Alors que nos auteurs tentent de rassembler de quoi payer leur ticket de train pour aller au salon du livre du coin, c’est ici le 50% des bénéfices qui vont à l’auteur. Synopsis, extrait, possibilité de discuter avec l’auteur sur un forum, tout est mis en oeuvre pour promouvoir une idée d’écriture. Mais c’est surtout la vidéo de présentation qui est en charge de faire la promotion de l’ouvrage à subventionner. Rêvez-vous de lire cette nouvelle post-apocalyptique, Tatterdemalion? C’est une vidéo qui vous en convaincra, musique et dosage émotionnel à l’appui. Et c’est là sans doute la pointe d’humour de l’entreprise: c’est le voir et l’entendre, l’image et le son, qui vendent l’écriture.

Unbound est peut-être en train de tellement bien «délivrer» le livre, que la plateforme pourrait conduire à aller plus loin qu’elle, de fait.

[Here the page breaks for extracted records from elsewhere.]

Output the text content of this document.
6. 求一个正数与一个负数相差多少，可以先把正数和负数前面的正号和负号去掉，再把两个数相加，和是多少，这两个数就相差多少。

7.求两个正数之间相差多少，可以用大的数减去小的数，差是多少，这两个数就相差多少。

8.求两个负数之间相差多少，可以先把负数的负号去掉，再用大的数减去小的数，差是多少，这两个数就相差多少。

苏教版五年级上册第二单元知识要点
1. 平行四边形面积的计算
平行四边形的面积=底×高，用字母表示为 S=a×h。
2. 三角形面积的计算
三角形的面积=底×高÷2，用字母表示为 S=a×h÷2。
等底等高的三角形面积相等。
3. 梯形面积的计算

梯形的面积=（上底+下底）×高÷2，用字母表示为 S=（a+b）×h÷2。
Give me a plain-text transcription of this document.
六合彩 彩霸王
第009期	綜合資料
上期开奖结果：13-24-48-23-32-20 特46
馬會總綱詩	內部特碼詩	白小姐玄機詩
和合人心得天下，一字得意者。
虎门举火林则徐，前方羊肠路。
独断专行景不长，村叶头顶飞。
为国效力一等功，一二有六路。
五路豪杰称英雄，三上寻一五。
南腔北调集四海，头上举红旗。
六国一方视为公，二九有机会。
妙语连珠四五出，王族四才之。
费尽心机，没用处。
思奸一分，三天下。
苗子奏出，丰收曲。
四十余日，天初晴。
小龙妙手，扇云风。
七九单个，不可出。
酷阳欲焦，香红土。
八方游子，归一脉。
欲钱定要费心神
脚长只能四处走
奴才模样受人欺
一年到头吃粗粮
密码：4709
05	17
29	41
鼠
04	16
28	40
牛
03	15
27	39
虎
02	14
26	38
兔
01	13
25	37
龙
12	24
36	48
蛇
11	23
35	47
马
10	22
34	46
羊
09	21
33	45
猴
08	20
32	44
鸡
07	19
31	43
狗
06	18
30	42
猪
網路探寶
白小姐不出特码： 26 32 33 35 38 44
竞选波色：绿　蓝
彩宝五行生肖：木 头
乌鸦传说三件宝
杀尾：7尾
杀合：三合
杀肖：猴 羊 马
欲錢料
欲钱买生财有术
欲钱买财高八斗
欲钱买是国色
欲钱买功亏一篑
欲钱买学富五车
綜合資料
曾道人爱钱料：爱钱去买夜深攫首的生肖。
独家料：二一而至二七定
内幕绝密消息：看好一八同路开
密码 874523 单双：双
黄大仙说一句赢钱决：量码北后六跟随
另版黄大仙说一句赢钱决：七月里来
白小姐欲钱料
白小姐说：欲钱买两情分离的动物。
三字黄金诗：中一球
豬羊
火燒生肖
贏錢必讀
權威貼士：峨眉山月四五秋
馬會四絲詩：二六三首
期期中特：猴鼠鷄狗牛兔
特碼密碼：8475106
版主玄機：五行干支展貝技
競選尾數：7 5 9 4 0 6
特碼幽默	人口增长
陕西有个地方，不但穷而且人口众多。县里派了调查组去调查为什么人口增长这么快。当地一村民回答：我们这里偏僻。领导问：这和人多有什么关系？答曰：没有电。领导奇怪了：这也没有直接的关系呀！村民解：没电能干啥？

Car, j’en suis convaincue, l’enjeu des transformations de la lecture n’est pas ce binôme tristounet «paper or not paper», qu’on nous rappelle régulièrement pour s’en réjouir ou s’en lamenter. Le digital nous met face à une autre radicalité: voir l’écriture devenir une forme d’expression parmi d’autres, provoquée sans cesse par l’image et le son, au sein d’une “littératie multimodale” pour le dire savemment, ou au sein d’une culture qui marie texte, image et son, pour le dire rapidement.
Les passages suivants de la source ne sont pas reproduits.